The benchmark Hang Seng Index added 26.59 points to 21,731.37 on turnover of HK$50.48 billion ($6.51 billion).
However, heavily weighted bank shares dragged on the index, with a possible rise in bad loans this year overriding better-than-expected first-half results this week.
Bank of China fell 0.6 percent to HK$3.26 while China Merchants Bank slipped 0.9 percent to HK$13.44.
"Looking ahead we see concerns in funding costs pressure and weakening asset quality," Singapore brokerage UOB Kay Hian told Dow Jones Newswires, sticking with its Underweight rating on the China banking sector.
Port stocks rallied in heavy trading on local reports that several Chinese cities are attempting to establish free-trade zones in the wake of approval for Shanghai to do so.

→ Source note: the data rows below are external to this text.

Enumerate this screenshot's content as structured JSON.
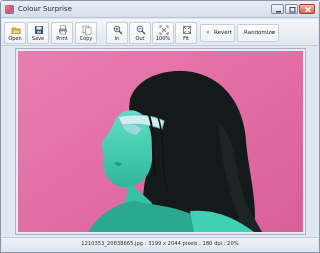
{
  "window": {
    "title": "Colour Surprise"
  },
  "toolbar": {
    "open": "Open",
    "save": "Save",
    "print": "Print",
    "copy": "Copy",
    "zoom_in": "In",
    "zoom_out": "Out",
    "actual_size": "100%",
    "fit": "Fit",
    "revert": "Revert",
    "randomize": "Randomize"
  },
  "status": {
    "info": "1210353_20838665.jpg : 3199 x 2044 pixels : 180 dpi : 20%"
  },
  "colors": {
    "photo_background": "#e36fa6",
    "skin_tint": "#3fd0b4",
    "hair": "#141a1a",
    "window_chrome": "#dfe7f1"
  }
}
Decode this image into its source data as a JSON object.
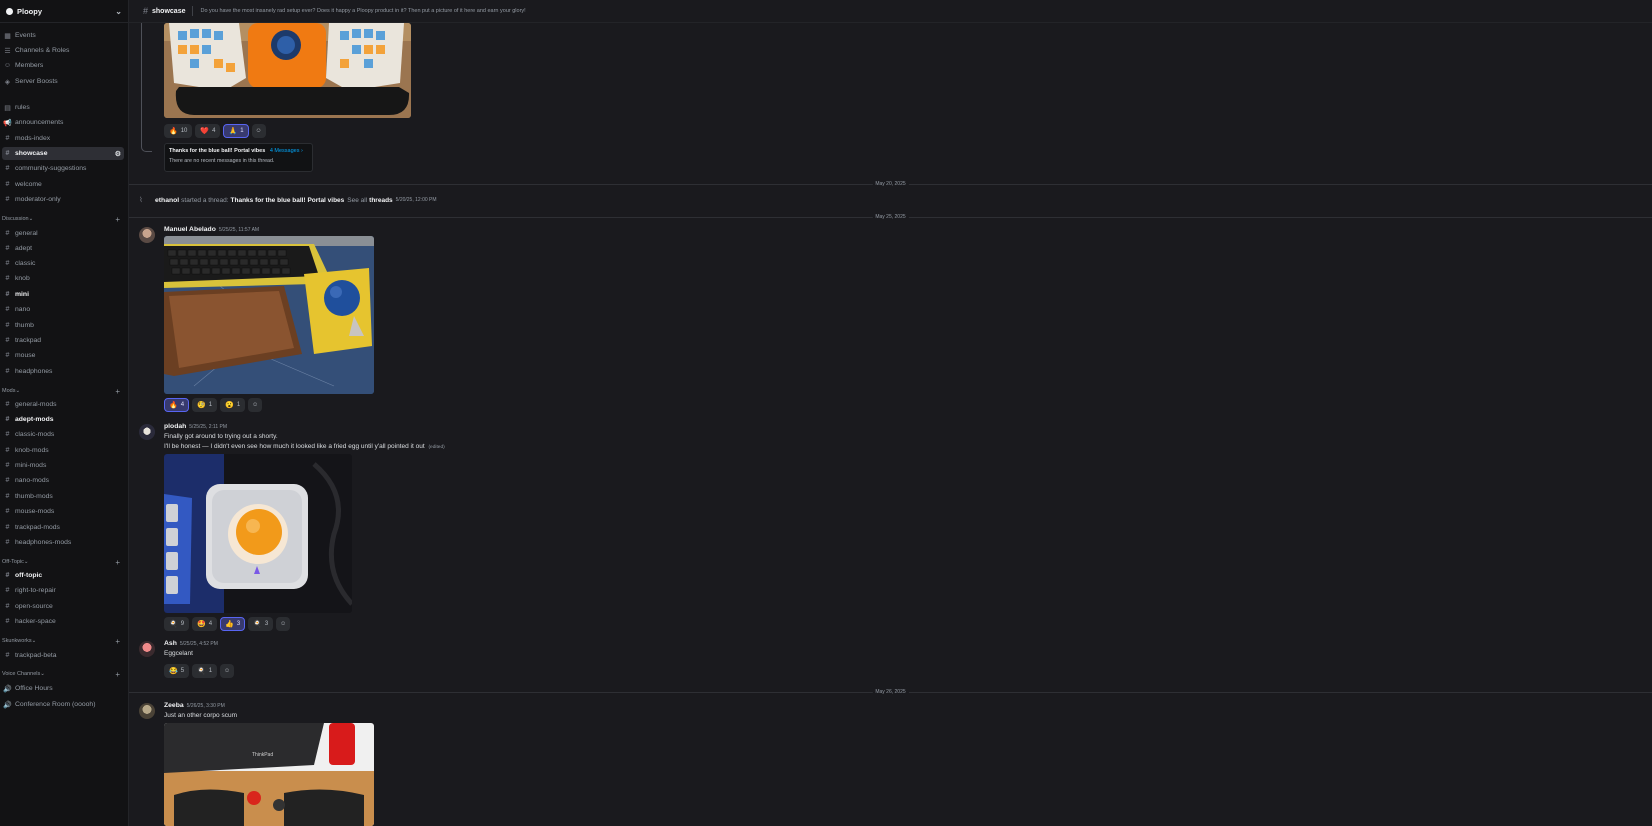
{
  "server": {
    "name": "Ploopy"
  },
  "sidebar_top": [
    {
      "label": "Events",
      "icon": "calendar-icon"
    },
    {
      "label": "Channels & Roles",
      "icon": "list-icon"
    },
    {
      "label": "Members",
      "icon": "members-icon"
    },
    {
      "label": "Server Boosts",
      "icon": "boost-icon"
    }
  ],
  "channels_top": [
    {
      "label": "rules",
      "icon": "rules-icon"
    },
    {
      "label": "announcements",
      "icon": "megaphone-icon"
    },
    {
      "label": "mods-index",
      "icon": "hash-icon"
    },
    {
      "label": "showcase",
      "icon": "hash-icon"
    },
    {
      "label": "community-suggestions",
      "icon": "hash-icon"
    },
    {
      "label": "welcome",
      "icon": "hash-icon"
    },
    {
      "label": "moderator-only",
      "icon": "hash-icon"
    }
  ],
  "categories": {
    "discussion": "Discussion",
    "mods": "Mods",
    "offtopic": "Off-Topic",
    "skunkworks": "Skunkworks",
    "voice": "Voice Channels"
  },
  "discussion_channels": [
    "general",
    "adept",
    "classic",
    "knob",
    "mini",
    "nano",
    "thumb",
    "trackpad",
    "mouse",
    "headphones"
  ],
  "mods_channels": [
    "general-mods",
    "adept-mods",
    "classic-mods",
    "knob-mods",
    "mini-mods",
    "nano-mods",
    "thumb-mods",
    "mouse-mods",
    "trackpad-mods",
    "headphones-mods"
  ],
  "offtopic_channels": [
    "off-topic",
    "right-to-repair",
    "open-source",
    "hacker-space"
  ],
  "skunkworks_channels": [
    "trackpad-beta"
  ],
  "voice_channels": [
    "Office Hours",
    "Conference Room (ooooh)"
  ],
  "topbar": {
    "channel": "showcase",
    "topic": "Do you have the most insanely rad setup ever? Does it happy a Ploopy product in it? Then put a picture of it here and earn your glory!"
  },
  "messages": {
    "first_reactions": [
      {
        "emoji": "🔥",
        "count": "10",
        "mine": false
      },
      {
        "emoji": "❤️",
        "count": "4",
        "mine": false
      },
      {
        "emoji": "🙏",
        "count": "1",
        "mine": true
      }
    ],
    "thread_card": {
      "title": "Thanks for the blue ball! Portal vibes",
      "link": "4 Messages ›",
      "note": "There are no recent messages in this thread."
    },
    "divider1": "May 20, 2025",
    "system": {
      "author": "ethanol",
      "action": "started a thread:",
      "thread": "Thanks for the blue ball! Portal vibes",
      "see_all": "See all",
      "threads": "threads",
      "time": "5/20/25, 12:00 PM"
    },
    "divider2": "May 25, 2025",
    "m1": {
      "author": "Manuel Abelado",
      "time": "5/25/25, 11:57 AM",
      "reactions": [
        {
          "emoji": "🔥",
          "count": "4",
          "mine": true
        },
        {
          "emoji": "🧐",
          "count": "1",
          "mine": false
        },
        {
          "emoji": "😮",
          "count": "1",
          "mine": false
        }
      ]
    },
    "m2": {
      "author": "plodah",
      "time": "5/25/25, 2:11 PM",
      "line1": "Finally got around to trying out a shorty.",
      "line2": "I'll be honest — I didn't even see how much it looked like a fried egg until y'all pointed it out",
      "edited": "(edited)",
      "reactions": [
        {
          "emoji": "🍳",
          "count": "9",
          "mine": false
        },
        {
          "emoji": "🤩",
          "count": "4",
          "mine": false
        },
        {
          "emoji": "👍",
          "count": "3",
          "mine": true
        },
        {
          "emoji": "🍳",
          "count": "3",
          "mine": false
        }
      ]
    },
    "m3": {
      "author": "Ash",
      "time": "5/25/25, 4:52 PM",
      "text": "Eggcelant",
      "reactions": [
        {
          "emoji": "😂",
          "count": "5",
          "mine": false
        },
        {
          "emoji": "🍳",
          "count": "1",
          "mine": false
        }
      ]
    },
    "divider3": "May 26, 2025",
    "m4": {
      "author": "Zeeba",
      "time": "5/26/25, 3:30 PM",
      "text": "Just an other corpo scum",
      "img_brand": "ThinkPad"
    }
  }
}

Tianjin Port rose 2.6 percent to HK$1.17 -- a three-month high. Dalian Port gained 4 percent to HK$1.06.
Chinese shares closed flat. The benchmark Shanghai Composite Index edged up 1.15 points to 2,098.38 on turnover of 132.1 billion yuan ($21.6 billion).
The index was up nearly two percent over the week with Shanghai firms performing strongly on the free trade zone approval for the city last week.
"Investors started to take profits in shares of smaller firms while funds flew into free trade zone related-shares," Haitong Securities analyst Zhang Qi told AFP.
Shanghai International Port surged by its 10 percent daily limit to 4.52 yuan while Shanghai Jinqiao Export Processing Zone Development also jumped 10 percent to 14.16 yuan.
Oil firm Sinopec fell 0.45 percent to 4.41 yuan after its parent said it would pay $3.1 billion for a one-third stake in the Egyptian oil and gas business of US firm Apache Corp.